The two agencies have wasted hundreds of millions of dollars in attempts to make their systems integrated and interoperable, including $2 billion on a failed upgrade of the DoD's EHR system, according to the story, produced by News21, a national investigative reporting project led by college students.
The National Defense Authorization Act for 2008 mandated the ability to share records between the agencies.
Yet Rep. Jeff Miller (R-Fla.), chairman of the Veterans Affairs Committee, said at a July hearing before the House Armed Services Committee and the House Committee on Veterans' Affairs, "The only thing interoperable we get are the litany of excuses flying across both departments every year as to why it has taken so long to get this done."
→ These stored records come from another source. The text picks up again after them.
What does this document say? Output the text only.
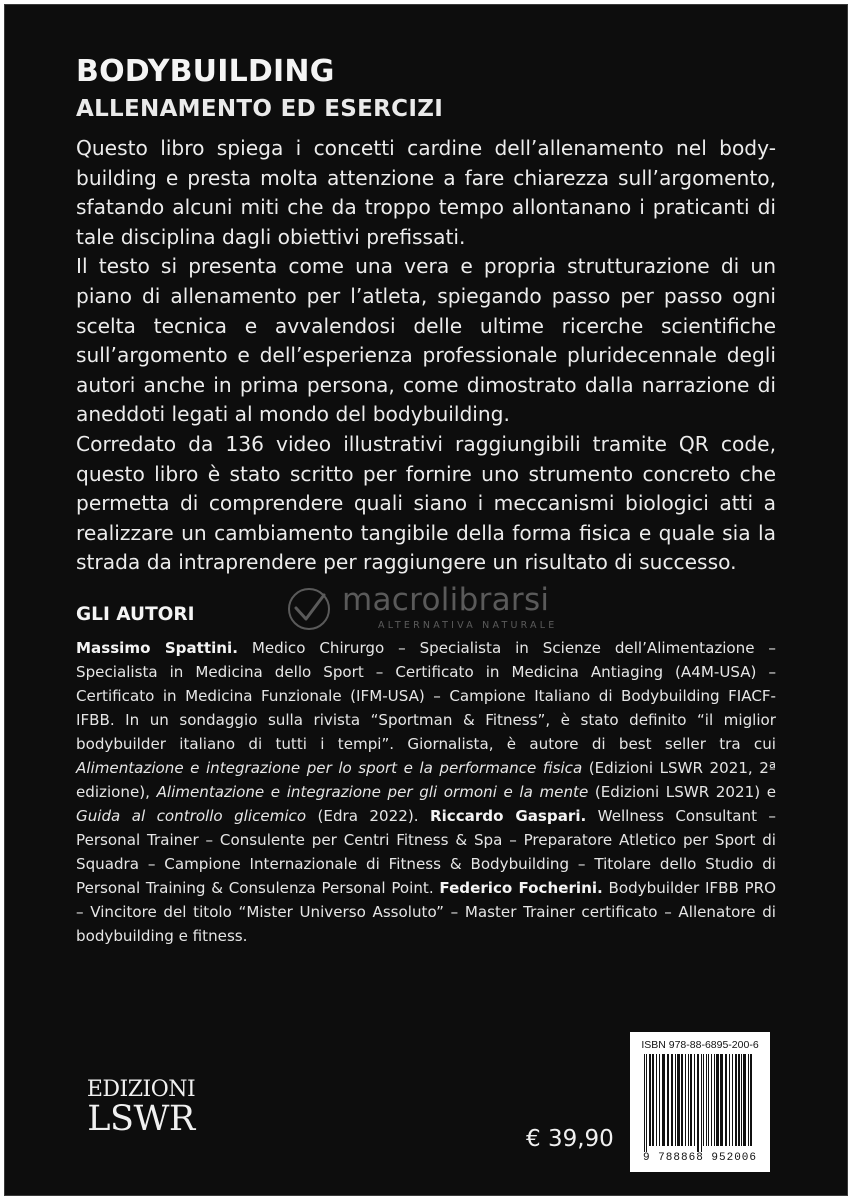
BODYBUILDING
ALLENAMENTO ED ESERCIZI

Questo libro spiega i concetti cardine dell’allenamento nel body-building e presta molta attenzione a fare chiarezza sull’argomento, sfatando alcuni miti che da troppo tempo allontanano i praticanti di tale disciplina dagli obiettivi prefissati.

Il testo si presenta come una vera e propria strutturazione di un piano di allenamento per l’atleta, spiegando passo per passo ogni scelta tecnica e avvalendosi delle ultime ricerche scientifiche sull’argomento e dell’esperienza professionale pluridecennale degli autori anche in prima persona, come dimostrato dalla narrazione di aneddoti legati al mondo del bodybuilding.

Corredato da 136 video illustrativi raggiungibili tramite QR code, questo libro è stato scritto per fornire uno strumento concreto che permetta di comprendere quali siano i meccanismi biologici atti a realizzare un cambiamento tangibile della forma fisica e quale sia la strada da intraprendere per raggiungere un risultato di successo.

macrolibrarsi
ALTERNATIVA NATURALE
GLI AUTORI

Massimo Spattini. Medico Chirurgo – Specialista in Scienze dell’Alimentazione – Specialista in Medicina dello Sport – Certificato in Medicina Antiaging (A4M-USA) – Certificato in Medicina Funzionale (IFM-USA) – Campione Italiano di Bodybuilding FIACF-IFBB. In un sondaggio sulla rivista “Sportman & Fitness”, è stato definito “il miglior bodybuilder italiano di tutti i tempi”. Giornalista, è autore di best seller tra cui Alimentazione e integrazione per lo sport e la performance fisica (Edizioni LSWR 2021, 2ª edizione), Alimentazione e integrazione per gli ormoni e la mente (Edizioni LSWR 2021) e Guida al controllo glicemico (Edra 2022). Riccardo Gaspari. Wellness Consultant – Personal Trainer – Consulente per Centri Fitness & Spa – Preparatore Atletico per Sport di Squadra – Campione Internazionale di Fitness & Bodybuilding – Titolare dello Studio di Personal Training & Consulenza Personal Point. Federico Focherini. Bodybuilder IFBB PRO – Vincitore del titolo “Mister Universo Assoluto” – Master Trainer certificato – Allenatore di bodybuilding e fitness.

EDIZIONI
LSWR	€ 39,90
ISBN 978-88-6895-200-6
9 788868 952006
The two agencies in February ditched plans to build a joint EHR system from scratch, with Defense Secretary Chuck Hagel saying he "didn't think we knew what the hell we were doing."
The DoD has since said it will look for solutions from outside vendors, a move a lead software designer for VistA has described as "paving a road to a hellish destination."
Members of the House and Senate have since introduced legislation to establish strict timelines for seamless patient data sharing.
Meanwhile, a Government Accountability Office report has been highly critical of federal efforts at IT innovation.
"Information technology should enable government to better serve the American people," the report's authors wrote.
"However, according to [the Office of Management and Budget], despite spending more than $600 billion on IT over the past decade, the federal government has achieved little of the productivity improvements that private industry has realized from IT. Too often, federal IT projects run over budget, behind schedule or fail to deliver promised functionality. In combating this problem, proper oversight is critical."